Even the number of people living in areas that violate the PM2.5 standard has been exaggerated. Rather than the 100 million figure reported in news stories, the true value is more like 45 million. The overestimate is due to two factors. First, EPA included many counties not because they violate the PM2.5 standard, but because EPA believes they help cause violations in other counties. This makes sense for regulatory policy, but not for determining PM exposure. Second, counties that monitor PM levels at more than one location sometimes violate the standard in one area, but comply in another, yet EPA counts all people in the county as living in areas that violate the standard. Regardless, most news stories used the 100 million figure in their headlines or first paragraph, with a few adding a qualifier near the end of the story.

Despite the weak evidence of harm from current PM2.5 levels, EPA’s PM2.5 non-attainment designations will set in motion a massive Clean Air Act planning and regulation process under which each non-attainment area must develop and implement a State Implementation Plan (SIP) demonstrating attainment of federal PM2.5 standards by between 2010 and 2015. Hundreds and perhaps thousands of people around the country will spend much or all of their time developing, reviewing, and maintaining these plans.

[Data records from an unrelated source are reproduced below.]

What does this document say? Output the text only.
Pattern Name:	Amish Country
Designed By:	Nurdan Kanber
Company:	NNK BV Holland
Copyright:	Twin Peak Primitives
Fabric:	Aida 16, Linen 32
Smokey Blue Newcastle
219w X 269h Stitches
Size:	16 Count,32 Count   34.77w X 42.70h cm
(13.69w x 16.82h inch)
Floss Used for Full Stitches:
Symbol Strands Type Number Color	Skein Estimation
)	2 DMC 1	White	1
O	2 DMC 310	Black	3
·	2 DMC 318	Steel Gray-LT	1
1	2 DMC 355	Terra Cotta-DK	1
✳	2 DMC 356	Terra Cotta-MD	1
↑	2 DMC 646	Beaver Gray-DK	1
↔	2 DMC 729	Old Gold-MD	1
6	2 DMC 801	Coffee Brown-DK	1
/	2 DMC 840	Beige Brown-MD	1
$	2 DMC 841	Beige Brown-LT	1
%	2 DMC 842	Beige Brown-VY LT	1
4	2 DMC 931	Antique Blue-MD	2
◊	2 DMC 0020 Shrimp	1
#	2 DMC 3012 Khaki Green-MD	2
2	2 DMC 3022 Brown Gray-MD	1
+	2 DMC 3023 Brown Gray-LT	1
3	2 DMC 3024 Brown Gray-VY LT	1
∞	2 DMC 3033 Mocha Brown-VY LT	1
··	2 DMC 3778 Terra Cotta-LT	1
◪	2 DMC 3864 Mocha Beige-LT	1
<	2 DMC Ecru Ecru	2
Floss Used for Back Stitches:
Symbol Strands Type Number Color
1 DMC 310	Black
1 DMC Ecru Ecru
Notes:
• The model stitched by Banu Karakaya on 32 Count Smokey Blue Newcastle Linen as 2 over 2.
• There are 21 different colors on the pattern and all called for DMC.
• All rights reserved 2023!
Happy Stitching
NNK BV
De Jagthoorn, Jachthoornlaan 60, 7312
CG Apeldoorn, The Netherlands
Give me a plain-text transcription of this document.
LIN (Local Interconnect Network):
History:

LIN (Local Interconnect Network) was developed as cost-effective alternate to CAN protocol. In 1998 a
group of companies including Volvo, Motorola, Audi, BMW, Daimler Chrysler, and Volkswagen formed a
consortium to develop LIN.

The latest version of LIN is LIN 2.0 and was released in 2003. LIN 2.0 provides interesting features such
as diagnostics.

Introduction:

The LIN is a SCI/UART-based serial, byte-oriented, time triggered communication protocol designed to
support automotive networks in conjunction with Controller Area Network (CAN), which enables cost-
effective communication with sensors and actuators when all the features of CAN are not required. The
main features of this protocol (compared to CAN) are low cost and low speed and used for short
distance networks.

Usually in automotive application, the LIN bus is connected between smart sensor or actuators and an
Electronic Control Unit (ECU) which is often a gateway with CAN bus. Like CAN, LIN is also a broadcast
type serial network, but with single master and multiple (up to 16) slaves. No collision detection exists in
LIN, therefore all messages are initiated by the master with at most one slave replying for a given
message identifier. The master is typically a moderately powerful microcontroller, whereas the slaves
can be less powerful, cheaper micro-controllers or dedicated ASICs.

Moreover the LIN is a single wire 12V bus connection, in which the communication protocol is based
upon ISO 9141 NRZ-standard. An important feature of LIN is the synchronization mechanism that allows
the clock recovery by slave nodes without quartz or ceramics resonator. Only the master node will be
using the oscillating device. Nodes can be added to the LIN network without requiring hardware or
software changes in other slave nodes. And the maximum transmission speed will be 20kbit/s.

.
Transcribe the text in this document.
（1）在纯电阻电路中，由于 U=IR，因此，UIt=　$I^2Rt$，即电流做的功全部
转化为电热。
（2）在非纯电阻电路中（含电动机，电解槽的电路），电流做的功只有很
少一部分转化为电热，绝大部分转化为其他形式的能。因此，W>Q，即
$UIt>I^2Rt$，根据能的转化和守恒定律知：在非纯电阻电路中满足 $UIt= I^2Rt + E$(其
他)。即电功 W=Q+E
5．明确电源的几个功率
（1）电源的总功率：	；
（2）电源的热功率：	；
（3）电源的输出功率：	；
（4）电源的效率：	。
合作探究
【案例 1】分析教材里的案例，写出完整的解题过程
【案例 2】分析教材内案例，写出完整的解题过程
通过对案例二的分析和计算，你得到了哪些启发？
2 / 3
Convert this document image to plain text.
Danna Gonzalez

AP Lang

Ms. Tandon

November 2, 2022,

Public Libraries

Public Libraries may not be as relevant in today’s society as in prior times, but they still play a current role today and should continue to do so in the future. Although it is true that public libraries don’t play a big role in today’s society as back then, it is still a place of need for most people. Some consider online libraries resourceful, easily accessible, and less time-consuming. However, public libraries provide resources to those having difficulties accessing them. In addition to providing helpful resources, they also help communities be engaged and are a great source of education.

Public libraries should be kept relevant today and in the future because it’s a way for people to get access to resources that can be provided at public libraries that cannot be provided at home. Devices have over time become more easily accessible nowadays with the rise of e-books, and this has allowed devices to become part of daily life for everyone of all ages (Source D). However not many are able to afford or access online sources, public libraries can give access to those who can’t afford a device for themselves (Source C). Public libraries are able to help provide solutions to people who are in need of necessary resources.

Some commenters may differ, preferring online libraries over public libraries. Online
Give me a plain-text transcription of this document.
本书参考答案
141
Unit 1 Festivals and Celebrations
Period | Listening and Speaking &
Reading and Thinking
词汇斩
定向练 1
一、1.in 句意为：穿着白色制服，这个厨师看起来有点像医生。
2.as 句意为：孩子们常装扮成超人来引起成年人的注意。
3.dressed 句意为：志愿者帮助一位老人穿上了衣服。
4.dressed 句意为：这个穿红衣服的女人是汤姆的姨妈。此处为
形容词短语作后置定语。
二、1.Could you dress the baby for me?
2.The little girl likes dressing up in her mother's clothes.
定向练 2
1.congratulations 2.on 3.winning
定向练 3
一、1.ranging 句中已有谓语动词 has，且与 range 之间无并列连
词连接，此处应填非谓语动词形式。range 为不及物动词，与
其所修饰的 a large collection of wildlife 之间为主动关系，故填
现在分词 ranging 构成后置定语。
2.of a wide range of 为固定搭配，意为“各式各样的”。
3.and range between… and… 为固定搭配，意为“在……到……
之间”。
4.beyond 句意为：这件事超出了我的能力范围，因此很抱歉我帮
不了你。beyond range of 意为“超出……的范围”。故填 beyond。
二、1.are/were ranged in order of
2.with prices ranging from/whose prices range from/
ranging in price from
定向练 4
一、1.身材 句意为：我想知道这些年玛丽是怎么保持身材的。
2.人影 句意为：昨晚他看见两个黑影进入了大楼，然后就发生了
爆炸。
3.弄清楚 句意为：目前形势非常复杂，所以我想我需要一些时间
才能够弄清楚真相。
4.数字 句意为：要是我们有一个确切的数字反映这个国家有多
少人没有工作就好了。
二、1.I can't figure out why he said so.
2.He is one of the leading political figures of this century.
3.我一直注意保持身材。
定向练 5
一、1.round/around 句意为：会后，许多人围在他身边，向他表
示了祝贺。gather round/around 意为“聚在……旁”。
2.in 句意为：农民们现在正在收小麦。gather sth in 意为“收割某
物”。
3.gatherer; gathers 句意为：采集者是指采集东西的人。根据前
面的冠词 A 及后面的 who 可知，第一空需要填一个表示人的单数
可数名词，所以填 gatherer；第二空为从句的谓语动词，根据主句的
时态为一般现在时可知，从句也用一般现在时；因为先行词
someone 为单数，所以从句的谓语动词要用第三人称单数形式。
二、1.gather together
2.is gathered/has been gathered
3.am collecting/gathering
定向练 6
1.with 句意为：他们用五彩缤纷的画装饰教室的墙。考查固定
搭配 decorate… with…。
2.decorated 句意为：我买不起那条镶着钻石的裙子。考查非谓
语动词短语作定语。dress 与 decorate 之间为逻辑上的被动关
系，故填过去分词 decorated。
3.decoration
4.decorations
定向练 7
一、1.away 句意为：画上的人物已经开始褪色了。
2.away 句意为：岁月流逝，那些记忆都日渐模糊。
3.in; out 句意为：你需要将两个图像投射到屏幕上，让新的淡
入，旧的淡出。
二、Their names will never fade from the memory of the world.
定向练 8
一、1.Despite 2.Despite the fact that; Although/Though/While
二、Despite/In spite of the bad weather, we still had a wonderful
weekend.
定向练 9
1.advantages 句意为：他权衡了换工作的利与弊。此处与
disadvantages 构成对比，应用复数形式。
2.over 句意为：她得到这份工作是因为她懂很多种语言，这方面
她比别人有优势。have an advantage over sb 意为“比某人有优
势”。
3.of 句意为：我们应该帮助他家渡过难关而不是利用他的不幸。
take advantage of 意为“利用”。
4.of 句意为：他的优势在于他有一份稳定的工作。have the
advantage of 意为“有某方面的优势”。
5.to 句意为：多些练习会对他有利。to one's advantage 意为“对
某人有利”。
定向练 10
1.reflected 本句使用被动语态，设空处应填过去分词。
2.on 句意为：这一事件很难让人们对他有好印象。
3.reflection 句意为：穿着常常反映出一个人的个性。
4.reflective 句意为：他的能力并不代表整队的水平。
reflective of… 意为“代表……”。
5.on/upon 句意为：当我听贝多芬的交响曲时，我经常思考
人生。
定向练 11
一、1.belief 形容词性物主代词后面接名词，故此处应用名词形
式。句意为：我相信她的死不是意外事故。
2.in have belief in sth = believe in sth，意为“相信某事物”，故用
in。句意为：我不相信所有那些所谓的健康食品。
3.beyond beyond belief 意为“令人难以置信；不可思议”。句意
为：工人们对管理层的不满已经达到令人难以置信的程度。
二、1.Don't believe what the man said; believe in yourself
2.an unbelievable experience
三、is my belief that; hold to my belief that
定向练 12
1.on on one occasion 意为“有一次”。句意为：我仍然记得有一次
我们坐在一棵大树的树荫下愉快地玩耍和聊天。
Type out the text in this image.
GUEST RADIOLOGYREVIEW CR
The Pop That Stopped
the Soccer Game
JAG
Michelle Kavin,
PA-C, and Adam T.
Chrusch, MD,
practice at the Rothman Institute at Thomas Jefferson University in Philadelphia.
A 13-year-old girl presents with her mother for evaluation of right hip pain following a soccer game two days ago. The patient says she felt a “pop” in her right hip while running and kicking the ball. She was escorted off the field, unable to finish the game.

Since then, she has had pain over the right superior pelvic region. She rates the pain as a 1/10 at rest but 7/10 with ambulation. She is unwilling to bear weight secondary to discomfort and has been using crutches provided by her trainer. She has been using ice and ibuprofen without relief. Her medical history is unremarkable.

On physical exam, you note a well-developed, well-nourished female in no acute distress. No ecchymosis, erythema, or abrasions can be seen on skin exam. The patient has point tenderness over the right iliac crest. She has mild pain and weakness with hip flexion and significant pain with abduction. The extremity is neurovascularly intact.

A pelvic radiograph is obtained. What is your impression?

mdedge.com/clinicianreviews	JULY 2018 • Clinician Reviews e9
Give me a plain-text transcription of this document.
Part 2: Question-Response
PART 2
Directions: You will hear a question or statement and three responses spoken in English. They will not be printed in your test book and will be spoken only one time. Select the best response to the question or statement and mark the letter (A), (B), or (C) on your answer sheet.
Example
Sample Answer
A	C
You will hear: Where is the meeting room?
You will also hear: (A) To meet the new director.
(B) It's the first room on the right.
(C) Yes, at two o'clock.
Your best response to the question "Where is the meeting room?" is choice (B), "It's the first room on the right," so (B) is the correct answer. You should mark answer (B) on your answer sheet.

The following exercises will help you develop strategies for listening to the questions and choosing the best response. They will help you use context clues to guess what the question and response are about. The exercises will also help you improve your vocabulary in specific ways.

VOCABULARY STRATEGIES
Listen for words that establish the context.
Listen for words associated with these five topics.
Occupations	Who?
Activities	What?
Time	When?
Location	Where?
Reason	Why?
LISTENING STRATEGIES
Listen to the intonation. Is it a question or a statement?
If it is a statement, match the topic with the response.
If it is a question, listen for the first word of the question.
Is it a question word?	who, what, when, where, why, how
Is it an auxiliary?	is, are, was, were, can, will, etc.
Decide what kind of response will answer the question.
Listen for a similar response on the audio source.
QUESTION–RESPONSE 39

Non-attainment areas will also have to prove to EPA that their regional transportation plans are in “conformity” with their SIPs. That is, they’ll have to convince EPA that, say, adding more freeway capacity won’t cause an increase in emissions above a level permitted by the SIP. A region that fails the conformity test risks losing its federal transportation funds. SIPs and Transportation Conformity also create many opportunities for the inevitable activist lawsuits that are part and parcel of the Clean Air Act process.

And it is virtually all process. Failing to have an approved SIP or to demonstrate conformity (on paper) carries far worse penalties than failing to actually clean the air. Only the former can result in loss of highway funds and other costly sanctions.

Furthermore, all of this planning is irrelevant to future air quality improvements. The actions necessary to eliminate almost all remaining air pollution have already been taken through regulations for all types of motor vehicles, for power plants, and for industrial facilities.1 PM2.5 will inevitably continue to decline even if we do nothing new.

Rather than a way to reduce pollution, the SIP and conformity processes and the plans, working groups, reports, and regulations that flow from them are mainly a system for maintaining a large cadre of professional regulators and activists and giving them the power to micromanage economic activity and individuals’ private choices.

Mr. Leavitt may believe that creating PM2.5 non-attainment areas will improve public health. But EPA’s action will merely unleash a new layer of Clean Air Act bureaucracy.

Joel Schwartz is an adjunct fellow at Reason Foundation and visiting scholar at American Enterprise Institute.


Endnotes

1. For the details, see “New Source of Confusion,” Tech Central Station, August 23, 2003.